Very smart versions put actual game code in both duplicate sector numbers, which made it harder to simply bypass in the loader if you were close to the memory limits of the machine.
Usually, you had to play with the sector skew for this to work, as drives of the time couldn’t discriminate data fast enough to read sectors any closer than opposite sides of the track in a single rotation.
Archiver and Happy*, despite some other uses, made this sort of copy protection trivial to bypass. They replaced the drive’s normal firmware, and could make it write sectors with mismatched CRCs, write multiple duplicate sector numbers, and other tricks.
And then came people like me …
Devious types, with lots of EE and physics knowledge, a penchant for experimentation, and lots of time on our hands.
Now, I was not the only person to come up with this …
But my favorite scheme was probably the “phantom bad sector” approach. And that absolutely defeated Archiver, Happy, and various other products of that nature.
It worked by creating sectors that, over say a dozen reads, would generate DIFFERENT errors. Sometimes it would be a bad CRC, sometimes it would be “sector not found”, sometimes the data returned would CHANGE vs. a prior read, even for the same PHYSICAL sector.
Techniques for achieving this varied and evolved.
But fundamentally, it involved ablatively damaging sectors/tracks. The first attempts used fine-grit sandpaper. Production techniques used RF or, my favorite, lasers. The goal was to destroy enough of the iron oxide layer to make the coercivity, at a bit level, sit right on the border of what was cleanly a 1 or 0 (simplifying) such that it might read differently each time it went under the drive head.
You could tell if your game was protected this way … as it would do its protection check by constantly reading sectors on a given track until it got two reads, for the same sector, with different issues. Sometimes that’d occur in one try, sometimes it took a minute or t wo (literally).

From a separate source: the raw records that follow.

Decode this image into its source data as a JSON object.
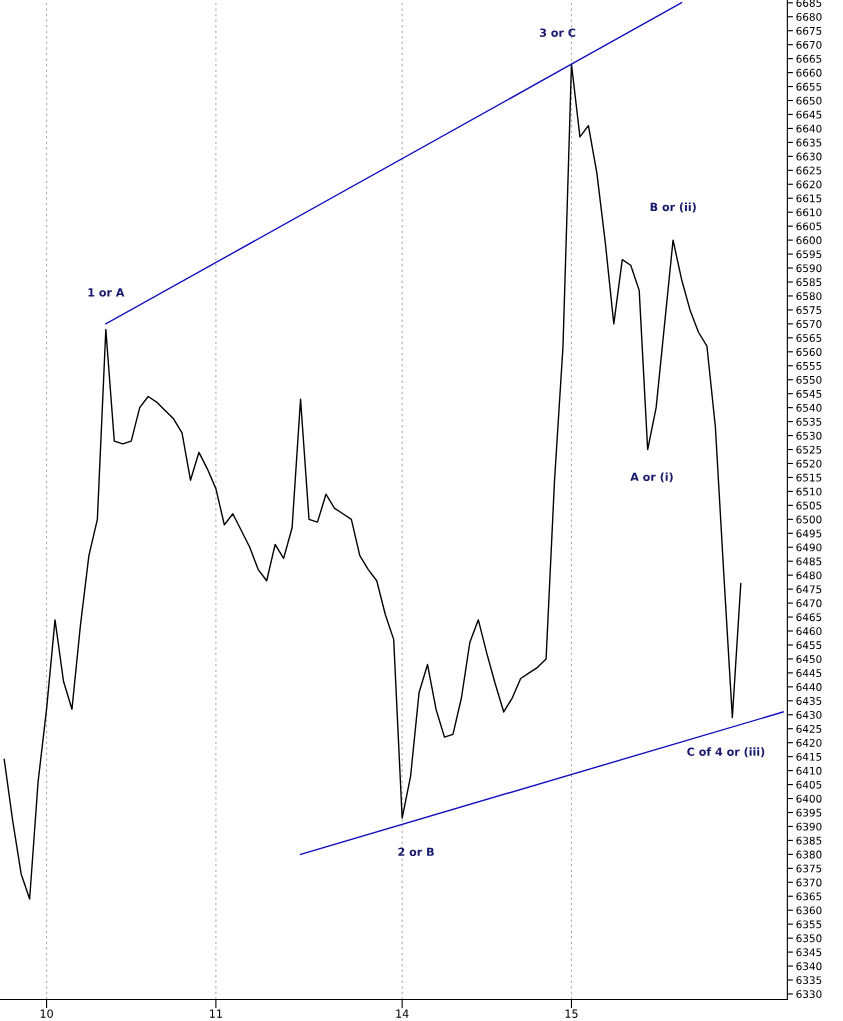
{
  "chart_data": {
    "type": "line",
    "categories": [
      null,
      null,
      null,
      null,
      null,
      "10",
      null,
      null,
      null,
      null,
      null,
      null,
      null,
      null,
      null,
      null,
      null,
      null,
      null,
      null,
      null,
      null,
      null,
      null,
      null,
      "11",
      null,
      null,
      null,
      null,
      null,
      null,
      null,
      null,
      null,
      null,
      null,
      null,
      null,
      null,
      null,
      null,
      null,
      null,
      null,
      null,
      null,
      "14",
      null,
      null,
      null,
      null,
      null,
      null,
      null,
      null,
      null,
      null,
      null,
      null,
      null,
      null,
      null,
      null,
      null,
      null,
      null,
      "15",
      null,
      null,
      null,
      null,
      null,
      null,
      null,
      null,
      null,
      null,
      null,
      null,
      null,
      null,
      null,
      null,
      null,
      null,
      null,
      null,
      null,
      null,
      null,
      null,
      null
    ],
    "series": [
      {
        "color": "#000000",
        "values": [
          6414,
          6392,
          6373,
          6364,
          6406,
          6432,
          6464,
          6442,
          6432,
          6462,
          6487,
          6500,
          6568,
          6528,
          6527,
          6528,
          6540,
          6544,
          6542,
          6539,
          6536,
          6531,
          6514,
          6524,
          6518,
          6511,
          6498,
          6502,
          6496,
          6490,
          6482,
          6478,
          6491,
          6486,
          6497,
          6543,
          6500,
          6499,
          6509,
          6504,
          6502,
          6500,
          6487,
          6482,
          6478,
          6466,
          6457,
          6393,
          6408,
          6438,
          6448,
          6432,
          6422,
          6423,
          6436,
          6456,
          6464,
          6452,
          6441,
          6431,
          6436,
          6443,
          6445,
          6447,
          6450,
          6514,
          6562,
          6663,
          6637,
          6641,
          6624,
          6599,
          6570,
          6593,
          6591,
          6582,
          6525,
          6540,
          6570,
          6600,
          6586,
          6575,
          6567,
          6562,
          6533,
          6480,
          6429,
          6477,
          null,
          null,
          null,
          null,
          null
        ]
      },
      {
        "color": "#1010c0",
        "values": [
          null,
          null,
          null,
          null,
          null,
          null,
          null,
          null,
          null,
          null,
          null,
          null,
          6570,
          null,
          null,
          null,
          null,
          null,
          null,
          null,
          null,
          null,
          null,
          null,
          null,
          null,
          null,
          null,
          null,
          null,
          null,
          null,
          null,
          null,
          null,
          null,
          null,
          null,
          null,
          null,
          null,
          null,
          null,
          null,
          null,
          null,
          null,
          null,
          null,
          null,
          null,
          null,
          null,
          null,
          null,
          null,
          null,
          null,
          null,
          null,
          null,
          null,
          null,
          null,
          null,
          null,
          null,
          6663,
          null,
          null,
          null,
          null,
          null,
          null,
          null,
          null,
          null,
          null,
          null,
          null,
          6685,
          null,
          null,
          null,
          null,
          null,
          null,
          null,
          null,
          null,
          null,
          null,
          null
        ]
      },
      {
        "color": "#1010c0",
        "values": [
          null,
          null,
          null,
          null,
          null,
          null,
          null,
          null,
          null,
          null,
          null,
          null,
          null,
          null,
          null,
          null,
          null,
          null,
          null,
          null,
          null,
          null,
          null,
          null,
          null,
          null,
          null,
          null,
          null,
          null,
          null,
          null,
          null,
          null,
          null,
          6380,
          null,
          null,
          null,
          null,
          null,
          null,
          null,
          null,
          null,
          null,
          null,
          null,
          null,
          null,
          null,
          null,
          null,
          null,
          null,
          null,
          null,
          null,
          null,
          null,
          null,
          null,
          null,
          null,
          null,
          null,
          null,
          null,
          null,
          null,
          null,
          null,
          null,
          null,
          null,
          null,
          null,
          null,
          null,
          null,
          null,
          null,
          null,
          null,
          null,
          null,
          null,
          null,
          null,
          null,
          null,
          null,
          6431
        ]
      }
    ],
    "annotations": [
      {
        "text": "1 or A",
        "y": 6568
      },
      {
        "text": "3 or C",
        "x": "15",
        "y": 6663
      },
      {
        "text": "2 or B",
        "x": "14",
        "y": 6393
      },
      "B or (ii)",
      "A or (i)",
      "C of 4 or (iii)"
    ],
    "ylim": [
      6328,
      6686
    ],
    "yticks": [
      6330,
      6335,
      6340,
      6345,
      6350,
      6355,
      6360,
      6365,
      6370,
      6375,
      6380,
      6385,
      6390,
      6395,
      6400,
      6405,
      6410,
      6415,
      6420,
      6425,
      6430,
      6435,
      6440,
      6445,
      6450,
      6455,
      6460,
      6465,
      6470,
      6475,
      6480,
      6485,
      6490,
      6495,
      6500,
      6505,
      6510,
      6515,
      6520,
      6525,
      6530,
      6535,
      6540,
      6545,
      6550,
      6555,
      6560,
      6565,
      6570,
      6575,
      6580,
      6585,
      6590,
      6595,
      6600,
      6605,
      6610,
      6615,
      6620,
      6625,
      6630,
      6635,
      6640,
      6645,
      6650,
      6655,
      6660,
      6665,
      6670,
      6675,
      6680,
      6685
    ],
    "grid": "x",
    "marker": "none",
    "line_style": "solid"
  }
}
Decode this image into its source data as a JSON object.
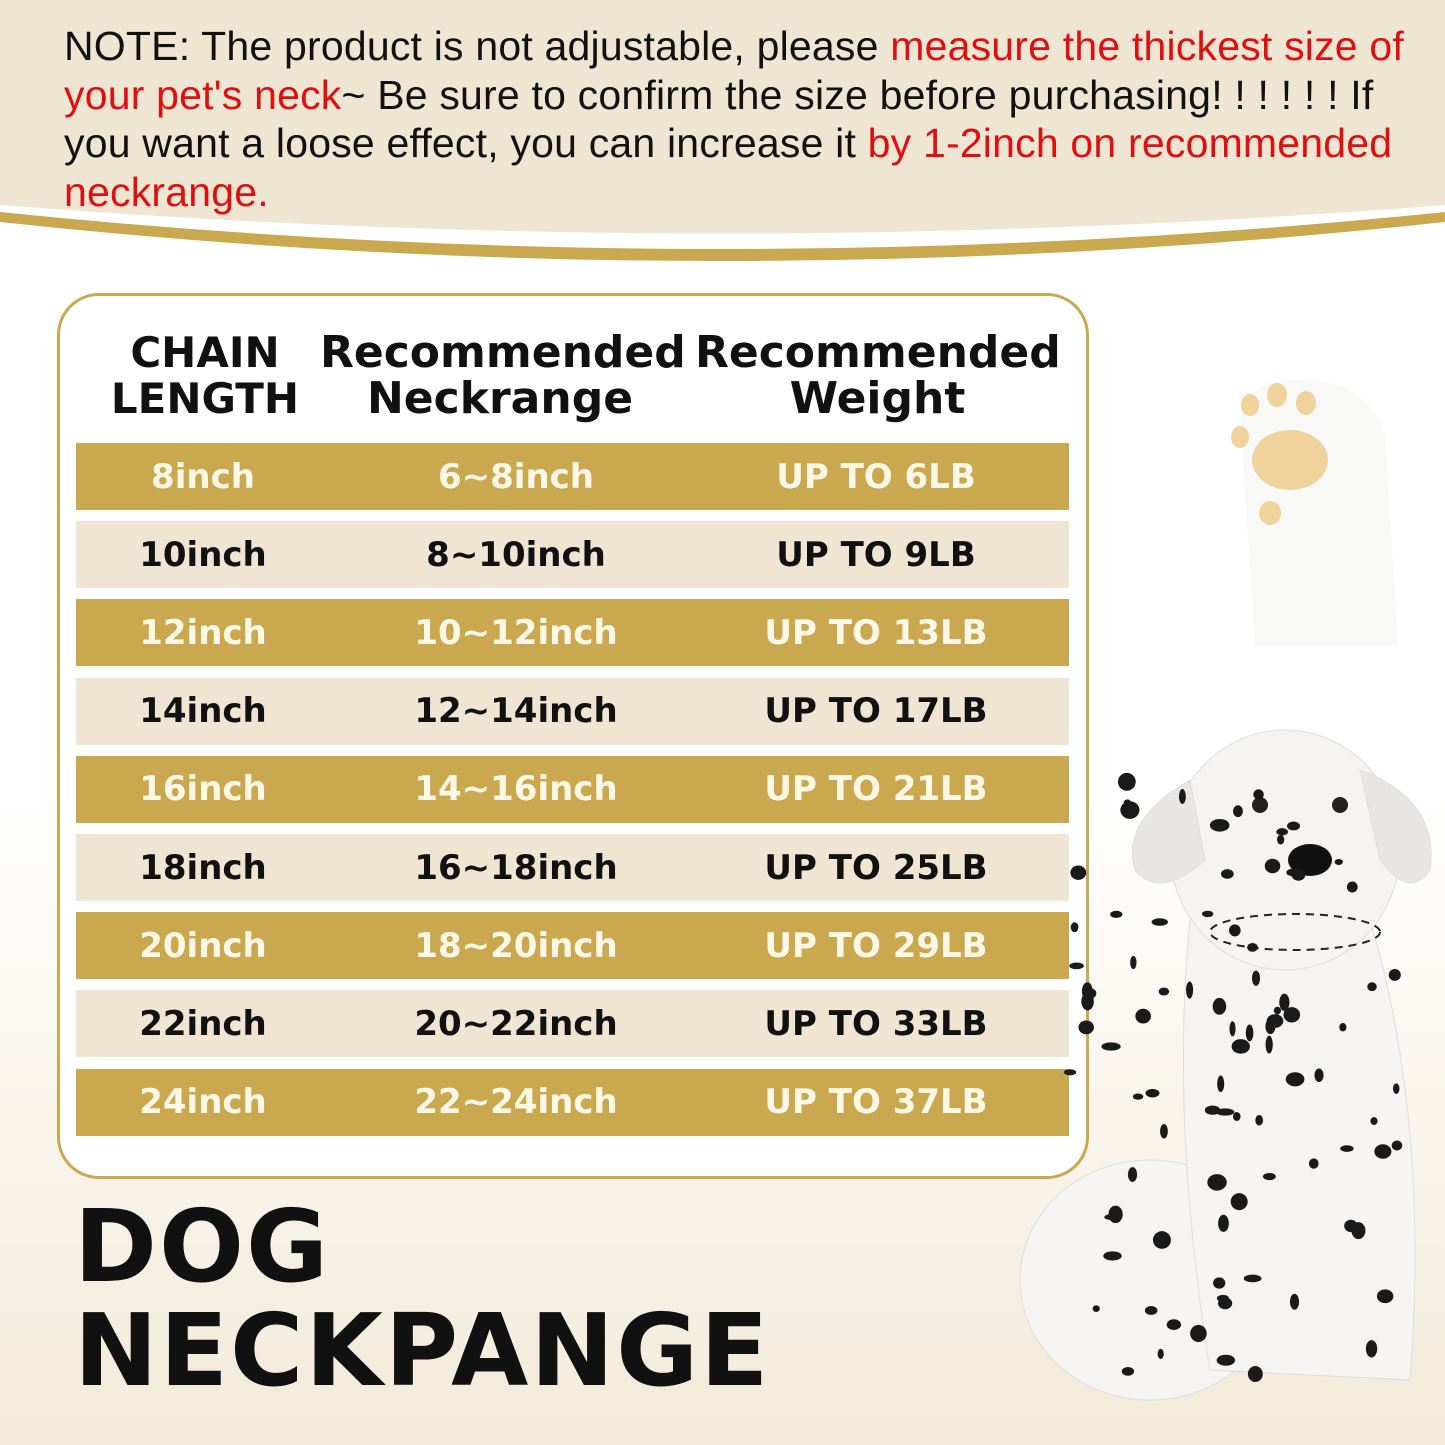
{
  "note": {
    "parts": [
      {
        "text": "NOTE: The product is not adjustable, please ",
        "color": "#111111"
      },
      {
        "text": "measure the thickest size of your pet's neck",
        "color": "#e00f0f"
      },
      {
        "text": "~ Be sure to confirm the size before purchasing! ! ! ! ! ! If you want a loose effect, you can increase it ",
        "color": "#111111"
      },
      {
        "text": "by 1-2inch on recommended neckrange.",
        "color": "#e00f0f"
      }
    ]
  },
  "table": {
    "headers": [
      "CHAIN LENGTH",
      "Recommended Neckrange",
      "Recommended Weight"
    ],
    "rows": [
      [
        "8inch",
        "6~8inch",
        "UP TO 6LB"
      ],
      [
        "10inch",
        "8~10inch",
        "UP TO 9LB"
      ],
      [
        "12inch",
        "10~12inch",
        "UP TO 13LB"
      ],
      [
        "14inch",
        "12~14inch",
        "UP TO 17LB"
      ],
      [
        "16inch",
        "14~16inch",
        "UP TO 21LB"
      ],
      [
        "18inch",
        "16~18inch",
        "UP TO 25LB"
      ],
      [
        "20inch",
        "18~20inch",
        "UP TO 29LB"
      ],
      [
        "22inch",
        "20~22inch",
        "UP TO 33LB"
      ],
      [
        "24inch",
        "22~24inch",
        "UP TO 37LB"
      ]
    ]
  },
  "title": {
    "line1": "DOG",
    "line2": "NECKPANGE"
  },
  "colors": {
    "gold": "#c9a84f",
    "light_row": "#efe5d2",
    "accent_red": "#e00f0f"
  },
  "icons": [
    "paw-print-icon",
    "dalmatian-dog-image"
  ]
}
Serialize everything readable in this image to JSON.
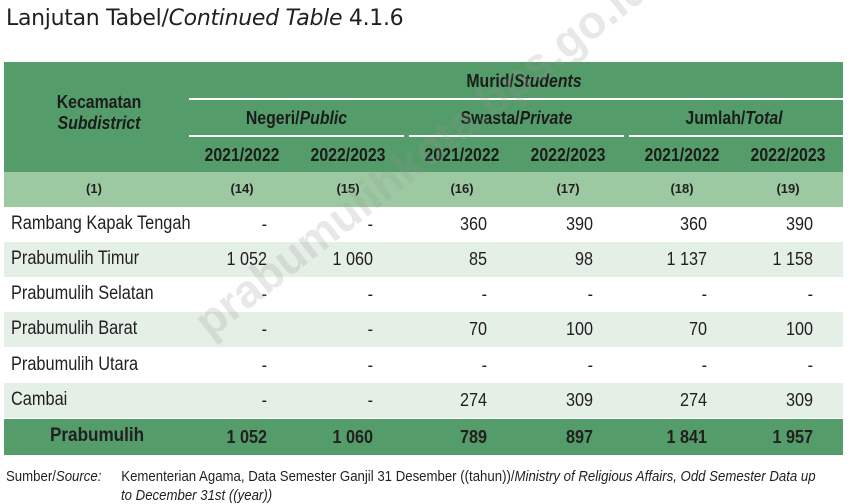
{
  "title": {
    "normal": "Lanjutan Tabel/",
    "italic": "Continued Table",
    "number": " 4.1.6"
  },
  "header": {
    "group_label": "Murid/",
    "group_label_en": "Students",
    "subdistrict": "Kecamatan",
    "subdistrict_en": "Subdistrict",
    "negeri": "Negeri/",
    "negeri_en": "Public",
    "swasta": "Swasta/",
    "swasta_en": "Private",
    "jumlah": "Jumlah/",
    "jumlah_en": "Total",
    "years": [
      "2021/2022",
      "2022/2023",
      "2021/2022",
      "2022/2023",
      "2021/2022",
      "2022/2023"
    ],
    "col_numbers": [
      "(1)",
      "(14)",
      "(15)",
      "(16)",
      "(17)",
      "(18)",
      "(19)"
    ]
  },
  "rows": [
    {
      "name": "Rambang Kapak Tengah",
      "values": [
        "-",
        "-",
        "360",
        "390",
        "360",
        "390"
      ]
    },
    {
      "name": "Prabumulih Timur",
      "values": [
        "1 052",
        "1 060",
        "85",
        "98",
        "1 137",
        "1 158"
      ]
    },
    {
      "name": "Prabumulih Selatan",
      "values": [
        "-",
        "-",
        "-",
        "-",
        "-",
        "-"
      ]
    },
    {
      "name": "Prabumulih Barat",
      "values": [
        "-",
        "-",
        "70",
        "100",
        "70",
        "100"
      ]
    },
    {
      "name": "Prabumulih Utara",
      "values": [
        "-",
        "-",
        "-",
        "-",
        "-",
        "-"
      ]
    },
    {
      "name": "Cambai",
      "values": [
        "-",
        "-",
        "274",
        "309",
        "274",
        "309"
      ]
    }
  ],
  "total": {
    "name": "Prabumulih",
    "values": [
      "1 052",
      "1 060",
      "789",
      "897",
      "1 841",
      "1 957"
    ]
  },
  "source": {
    "label": "Sumber/",
    "label_en": "Source:",
    "text": "Kementerian Agama, Data Semester Ganjil 31 Desember ((tahun))/",
    "text_en": "Ministry of Religious Affairs, Odd Semester Data up",
    "text_en2": "to December 31st ((year))"
  },
  "watermark": "prabumulihkota.bps.go.id"
}
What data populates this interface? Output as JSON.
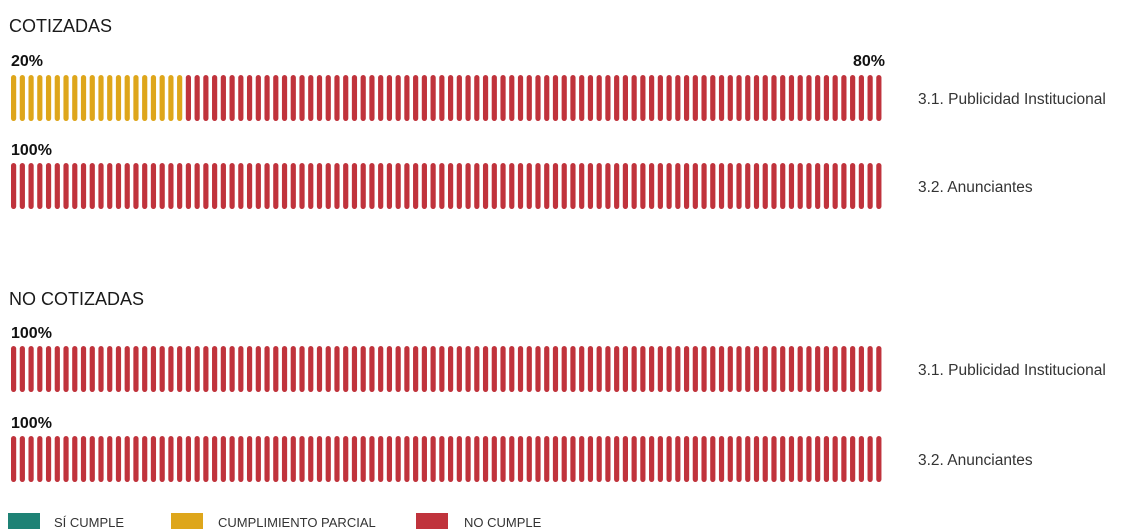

Of course, the pirate crowd had an easy way around all of this … once the quick solutions (Archiver/Happy etc.) stopped working, they just hacked the loaders/games to bypass the protection checks. Since code was not signed back then, this was TRIVIAL to do.
Sometimes only taking minutes.
…
Today, new drive technology (e.g. GMR heads) make it possible to do a flux-level copy, which results in the ability to write similarly dodgy magnetic alignments without having to physically damage the disc. And clever software can simulate such things in emulators, so even that’s not necessary.
*Archiver and Happy were, fundamentally, special software combined with new drive firmware. The drive firmware was on a ROM. Which could be replaced with a PROM or EPROM. So … those got pirated too.